As bitcoin gains popularity, more exchanges are emerging globally, each with its own pros and cons. With so many exchanges to trade on, deciding which one is right for you will depend on your trading strategy, and one strategy I’d like to highlight is spread trading. This means profiting from the different prices for bitcoins between various exchanges. In the example below I’ll use examples for Bitfinex, Poloniex, and QuadrigaCX. I use QuadrigaCX as an example because this is the best place for Canadians to buy and sell bitcoins, and QuadrigaCX also offers a bitcoin/US dollar pair. Also keep in mind that Bitfinex & Poloniex use USD “tether” which is a representative token and not actual US dollars.
The strategies described below are probably best done using the API from each exchange. If you are not familiar with using web APIs, then the strategies below can still be used by entering your orders manually, but you can execute orders (and manage order books) much better using a program to enter orders for you instead of entering orders manually. Here are links to web API documentation for each exchange: Bitfinex API, Poloniex API, QuadrigaCX API.
Let’s take a look at the market on each of these three exchanges to see what the current spreads are. When I refer to the “spread”, I’m referring to the difference between the bid and ask prices posted to the exchange, and then I will compare the “spread” between each exchange to see if there are any profit opportunities.
At the time of writing, here are the current markets:
Poloniex 15,529 / 15,560
Bitfinex 15,526 / 15,538
QuadrigaCX 15,505 / 15,999
The first thing we should notice as we look at these bids and offers is the markets on Bitfinex and Poloniex are much tighter than the market on QuadrigaCX. There is a small difference (a fraction of 1%) between the bids and offers on both Bitfinex and Poloniex, but a few percent difference between bids and offers on QuadrigaCX. This is where the opportunity lies. Even though QuadrigaCX is based in Canada and largely deals with Canadian payment methods, they still post a USD market, but since moving USD in and out of QuadrigaCX is much less common than Canadian dollars, their USD markets are also much more shallow.
When evaluating these markets, we should also keep trading costs in mind. Explicit trading fees are the biggest expense, the only other expense being the implied cost of carrying the float of money required to make trades. Poloniex will cost about 0.25% per transaction (depending on your volume), Bitfinex will cost 0.20%, and QuadrigaCX charges 0.50% per transaction. So in order to make a profit, we need to at least cover these trading costs.
The lowest bid based on the price quoted above is QuadrigaCX @ 15,526 and the highest offer is QuadrigaCX @ 15,999. If you bought 1 bitcoin at 15,526 and sold at 15,999, your profit before commissions would be 473 (the difference between the buy and sell). But what are the fees? 77.63 on the buy side, and 80 on the sell side for a total of 157.63. So if you can make a market with a spread of 473 and incur 157.63 of costs, then your profit will be 315.37.

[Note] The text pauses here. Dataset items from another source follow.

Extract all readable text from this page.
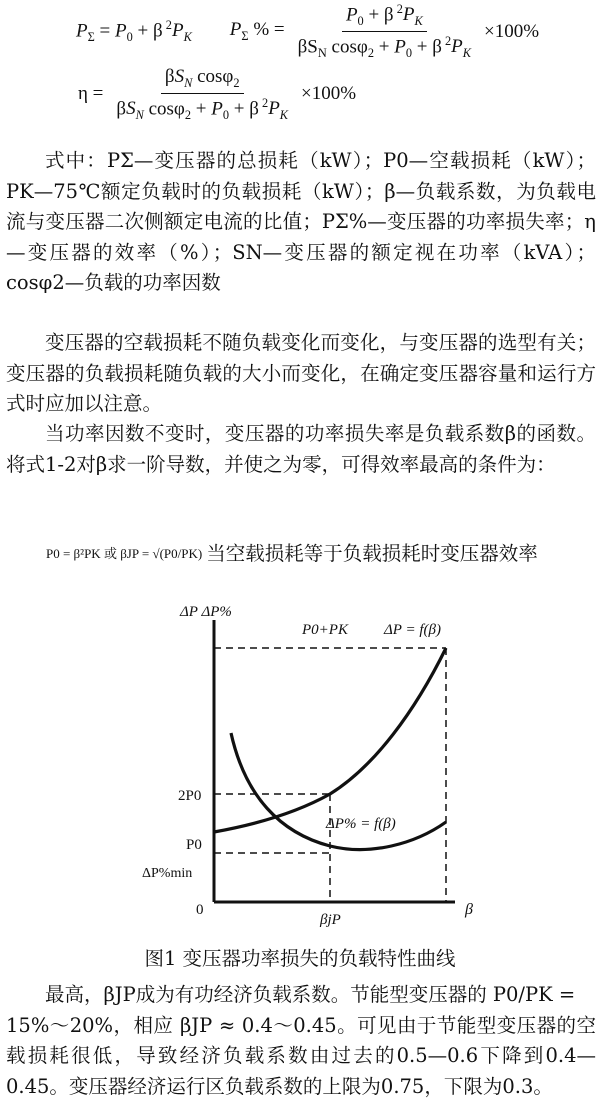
$P_\Sigma = P_0 + \beta$ $^2P_K$ $P_\Sigma$ % = $\frac{P_0 + \beta ^2P_K}{\beta S_N \cos\varphi_2 + P_0 + \beta ^2P_K} \times 100\%$
$\eta = \frac{\beta S_N \cos\varphi_2}{\beta S_N \cos\varphi_2 + P_0 + \beta ^2P_K} \times 100\%$

式中：PΣ—变压器的总损耗（kW）；P0—空载损耗（kW）；PK—75℃额定负载时的负载损耗（kW）；β—负载系数，为负载电流与变压器二次侧额定电流的比值；PΣ%—变压器的功率损失率；η—变压器的效率（%）；SN—变压器的额定视在功率（kVA）；cosφ2—负载的功率因数

变压器的空载损耗不随负载变化而变化，与变压器的选型有关；变压器的负载损耗随负载的大小而变化，在确定变压器容量和运行方式时应加以注意。

当功率因数不变时，变压器的功率损失率是负载系数β的函数。将式1-2对β求一阶导数，并使之为零，可得效率最高的条件为：

P0 = β²PK 或 βJP = √(P0/PK) 当空载损耗等于负载损耗时变压器效率
ΔP ΔP%
P0+PK ΔP = f(β)
ΔP% = f(β)
2P0
P0
ΔP%min
0
βjP
β
图1 变压器功率损失的负载特性曲线

最高，βJP成为有功经济负载系数。节能型变压器的 P0/PK =

15%～20%，相应 βJP ≈ 0.4～0.45。可见由于节能型变压器的空载损耗很低，导致经济负载系数由过去的0.5—0.6下降到0.4—0.45。变压器经济运行区负载系数的上限为0.75，下限为0.3。
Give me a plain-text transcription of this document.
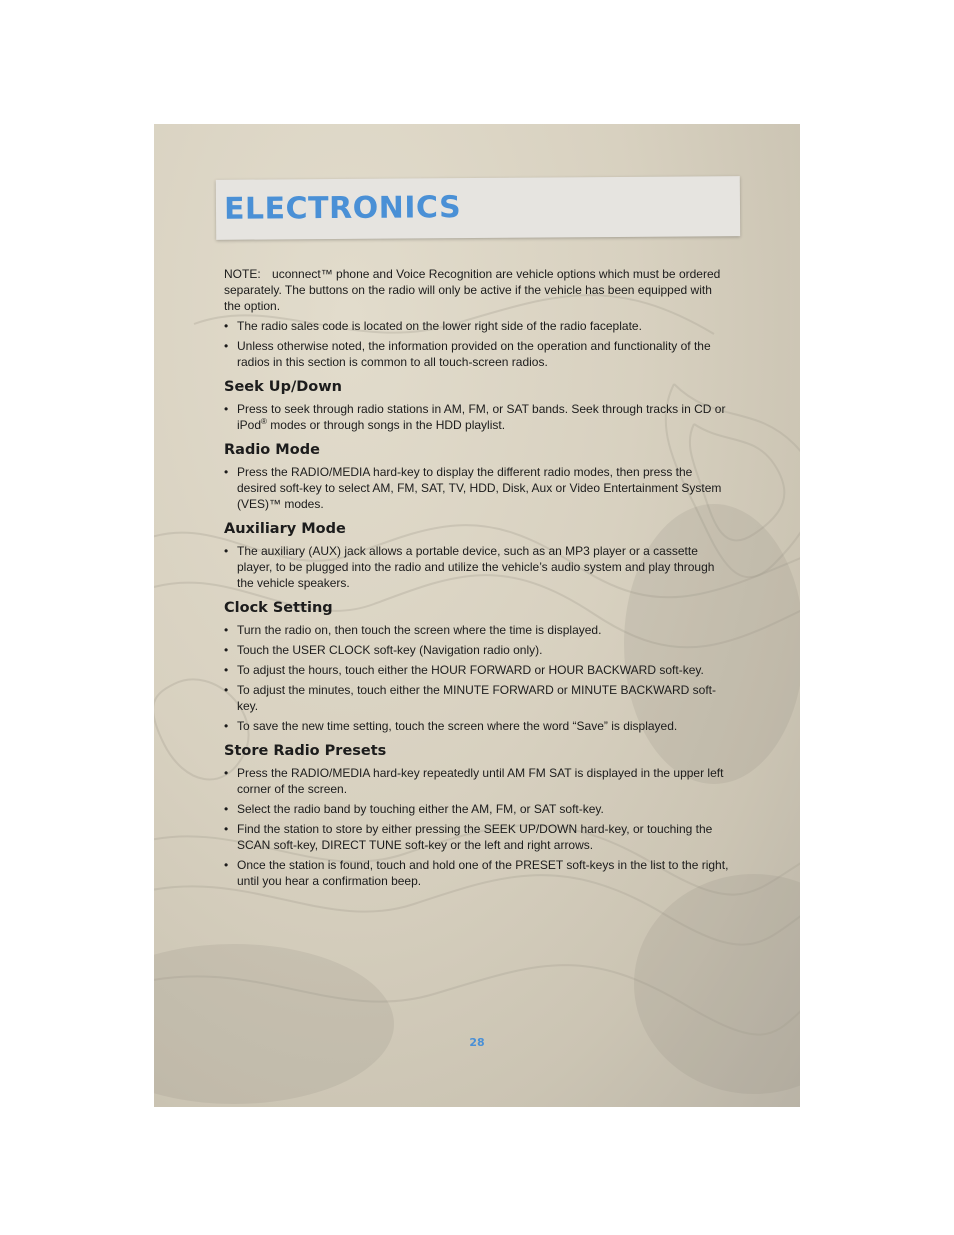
ELECTRONICS

NOTE: uconnect™ phone and Voice Recognition are vehicle options which must be ordered separately. The buttons on the radio will only be active if the vehicle has been equipped with the option.

• The radio sales code is located on the lower right side of the radio faceplate.
• Unless otherwise noted, the information provided on the operation and functionality of the radios in this section is common to all touch-screen radios.
Seek Up/Down
• Press to seek through radio stations in AM, FM, or SAT bands. Seek through tracks in CD or iPod® modes or through songs in the HDD playlist.
Radio Mode
• Press the RADIO/MEDIA hard-key to display the different radio modes, then press the desired soft-key to select AM, FM, SAT, TV, HDD, Disk, Aux or Video Entertainment System (VES)™ modes.
Auxiliary Mode
• The auxiliary (AUX) jack allows a portable device, such as an MP3 player or a cassette player, to be plugged into the radio and utilize the vehicle’s audio system and play through the vehicle speakers.
Clock Setting
• Turn the radio on, then touch the screen where the time is displayed.
• Touch the USER CLOCK soft-key (Navigation radio only).
• To adjust the hours, touch either the HOUR FORWARD or HOUR BACKWARD soft-key.
• To adjust the minutes, touch either the MINUTE FORWARD or MINUTE BACKWARD soft-key.
• To save the new time setting, touch the screen where the word “Save” is displayed.
Store Radio Presets
• Press the RADIO/MEDIA hard-key repeatedly until AM FM SAT is displayed in the upper left corner of the screen.
• Select the radio band by touching either the AM, FM, or SAT soft-key.
• Find the station to store by either pressing the SEEK UP/DOWN hard-key, or touching the SCAN soft-key, DIRECT TUNE soft-key or the left and right arrows.
• Once the station is found, touch and hold one of the PRESET soft-keys in the list to the right, until you hear a confirmation beep.
28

Is it this simple? Well, yes and no. In one sense, anyone is free to post markets and wait for traders to take their bid or offer. But on the other hand, the market is wide for reason. Looking at the volume of trades on the BTC/USD market on QuadrigaCX, it can sometimes take more than an hour to go by between transactions. This light liquidity is the risk that you need to take in order to get the reward.

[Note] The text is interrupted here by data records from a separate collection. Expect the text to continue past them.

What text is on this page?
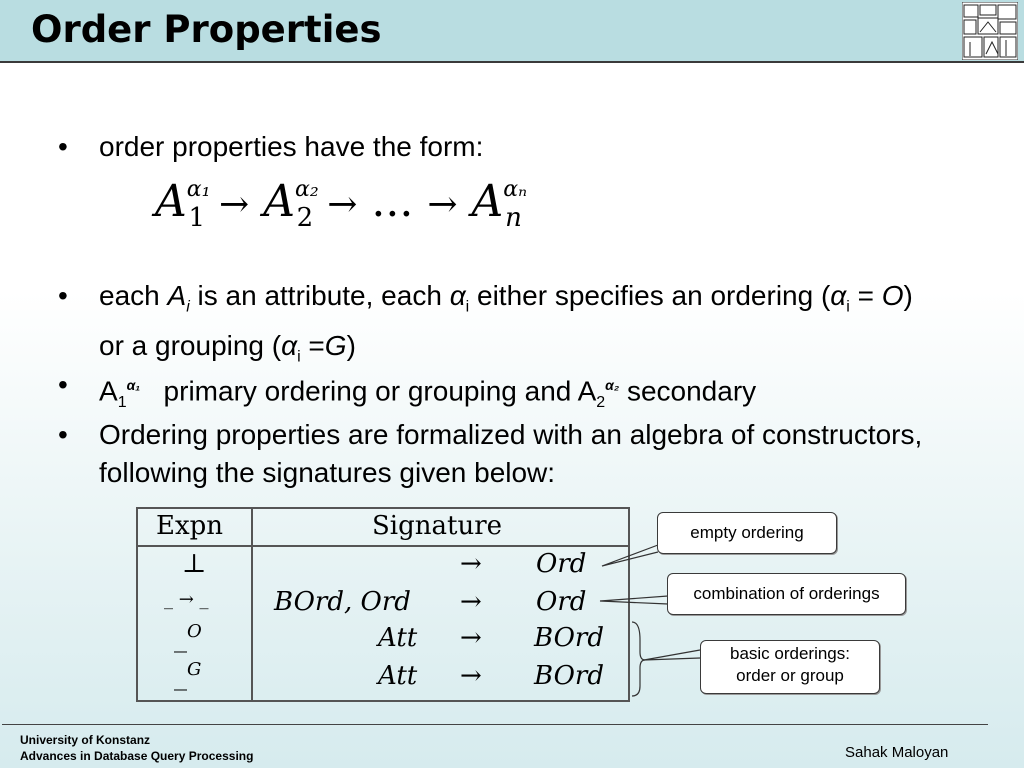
Order Properties
• order properties have the form:
• each $A_i$ is an attribute, each $\alpha_i$ either specifies an ordering $(\alpha_i = O)$ or a grouping $(\alpha_i =G)$
• $A_1^{\alpha_1}$   primary ordering or grouping and $A_2^{\alpha_2}$ secondary
• Ordering properties are formalized with an algebra of constructors, following the signatures given below:
$A^{\alpha_1}_1 \to A^{\alpha_2}_2$ → ... → $A^{\alpha_n}_n$
Expn	Signature
⊥	→ Ord
_ → _	BOrd, Ord → Ord
_$^O$	Att → BOrd
_$^G$	Att → BOrd
empty ordering
combination of orderings
basic orderings:
order or group
University of Konstanz
Advances in Database Query Processing	Sahak Maloyan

Another way to bridge this liquidity is to post bids and offers on QuadrigaCX, recognizing that the spread is the widest on this market, and when you do get filled on one leg of the trade, you can offset your risk by taking the opposite side of the trade on a more liquid exchange (such as Poloniex and Bitfinex). For example, if we post a bid of 15,510 and an offer of 15,900 on QuadrigaCX, and the 15,510 bid gets filled, we can still work our sell order on QuadrigaCX at 15,900, while we also work duplicate orders on other exchanges. We can work OCO orders (“order cancels other”) so that when one of our sales gets filled on one exchange, we cancel the other working orders. You can see how using a computer program (a “bot”) to do this type of trading is much better than doing it manually (unless you want to stare at a trading screen all day).
The program (or trading strategy) that you use must make the necessary calculations for you, so that your program (or you) can know where to place buys and sells. If you are writing a program to do this type of trading, you need to have the program run checks and make calculations, adjust orders according to formulas. You can either set cron jobs to refresh orders and calculations on specific time intervals, or have the program place buys and sells based on other triggers, or both. Once you understand how to price these types of markets, its really up to your imagination how to let the program run your trading strategy. You can take more or less market price risk, you can tie up more or less capital, you can have the strategy take a bullish or bearish strategy, and you can use other exchanges (such as Deribit) to hedge your risk.